While school counselors wouldn’t normally serve teachers as well as students, in this case they’re making an exception, Kapsalis said. Counselors have started posting up in staff rooms and hallways so they can encourage teachers to talk about what they’re experiencing and connect them with services.
But despite a need for support across the board, officials said they're still struggling to get enough school counselors to meet their needs.
Roy Applegate helps lead the trauma response team in Butte County schools. He said there are six schools that have requested help that can’t be provided.
“So it's a little bit like rain in the desert in the summer,” he said. “It’s just as soon as it hits the ground it disappears.”
So far they have 23 people they’ve hired with schedules ranging from a few hours to full time. But as trauma symptoms get worse, and the next fire season gets closer, the need for more staff is rising.
“Recently we've heard about this wave of repeat symptoms that people have reported and we were warned about that by the trauma experts. This is the way it would happen. You know there would be an immediate need, and then a drop, then another wave,” Applegate said. “So we’re hitting one of those waves right now. So that pushes the demand for the counseling services, not just that, just all the support.”

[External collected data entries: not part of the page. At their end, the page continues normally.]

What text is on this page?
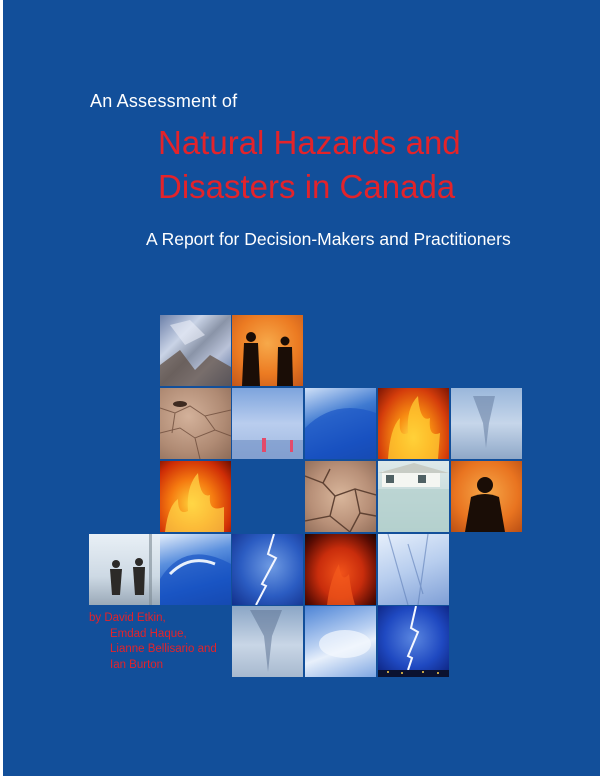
An Assessment of
Natural Hazards and
Disasters in Canada
A Report for Decision-Makers and Practitioners
by David Etkin,
Emdad Haque,
Lianne Bellisario and
Ian Burton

As for counselor Pamela Beeman, she’s committed to working at the school through the spring term. But doesn’t know if she can continue on after that.
“I probably won't be able to continue and I think another woman has had to take a pass. So those schools are really needy. They could really, really use the help,” Beeman said.
Beeman said — whether you're a student or a teacher or a parent — the trauma from the Camp Fire is an ongoing daily challenge for everyone in the area. And the recovery is going to take time and patience.